Kerberos Configuration

Many Hadoop installations are secured using Kerberos. To authenticate with Kerberos, your system administrator must provide at least one configuration file, normally located at /etc/krb5.conf. You need this file to connect to a Kerberized cluster.

To use the krb5.conf file, add it your universal project settings. Use the anaconda-enterprise-cli tool for this:

anaconda-enterprise-cli spark-config --config /etc/krb5.conf krb5.conf

NOTE: To use Sparkmagic, you must configure a Sparkmagic configuration file. In this case, pass two flags to the previous command:

anaconda-enterprise-cli spark-config --config /etc/krb5.conf krb5.conf \
                  --config /opt/continuum/.sparkmagic/config.json config.json

This creates a yaml file: anaconda-config-files-secret.yaml with the data converted for AE5.

Next, upload the file:

sudo kubectl replace -f anaconda-config-files-secret.yaml

With this in place when new projects are created, /etc/krb5.conf is populated with the appropriate data.

Authenticating

Before you start

Contact your administrator to get your Kerberos principal, which is the combination of your username and security domain.

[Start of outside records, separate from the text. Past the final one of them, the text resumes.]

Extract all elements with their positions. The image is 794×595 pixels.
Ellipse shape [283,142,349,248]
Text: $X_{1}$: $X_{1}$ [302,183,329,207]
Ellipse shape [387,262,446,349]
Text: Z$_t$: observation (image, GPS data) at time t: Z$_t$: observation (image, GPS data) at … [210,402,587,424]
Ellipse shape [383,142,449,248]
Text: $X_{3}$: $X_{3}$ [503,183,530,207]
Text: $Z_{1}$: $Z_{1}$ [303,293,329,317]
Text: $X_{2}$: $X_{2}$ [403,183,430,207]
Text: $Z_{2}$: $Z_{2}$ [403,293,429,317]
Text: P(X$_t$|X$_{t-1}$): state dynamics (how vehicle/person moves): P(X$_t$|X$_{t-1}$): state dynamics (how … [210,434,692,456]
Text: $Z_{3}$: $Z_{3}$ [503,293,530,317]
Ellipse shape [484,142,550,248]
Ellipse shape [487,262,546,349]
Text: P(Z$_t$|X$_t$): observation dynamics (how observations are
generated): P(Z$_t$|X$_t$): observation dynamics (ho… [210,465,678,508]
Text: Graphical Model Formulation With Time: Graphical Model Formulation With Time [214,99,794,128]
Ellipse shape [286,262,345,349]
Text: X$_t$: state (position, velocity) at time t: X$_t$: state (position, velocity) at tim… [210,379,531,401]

To perform the authentication, open an environment-based terminal in the interface. This is normally in the Launchers panel, in the bottom row of icons, and is the right-most icon.

When the interface appears, execute this command:

kinit myname@DOMAIN.COM

Replace myname@DOMAIN.COM with the Kerberos principal, the combination of your username and security domain, which was provided to you by your administrator.

Executing the command requires you to enter a password. If there is no error message, authentication has succeeded. You can verify by issuing the klist command. If it responds with some entries, authentication has succeeded.

You can also use a keytab to do this. Upload it to a project and execute a command like this:

kinit myname@DOMAIN.COM -kt mykeytab.keytab

NOTE: Kerberos authentication will lapse after some time, requiring you to repeat the above process. The length of time is determined by your cluster security administration, and on many clusters is set to 24 hours.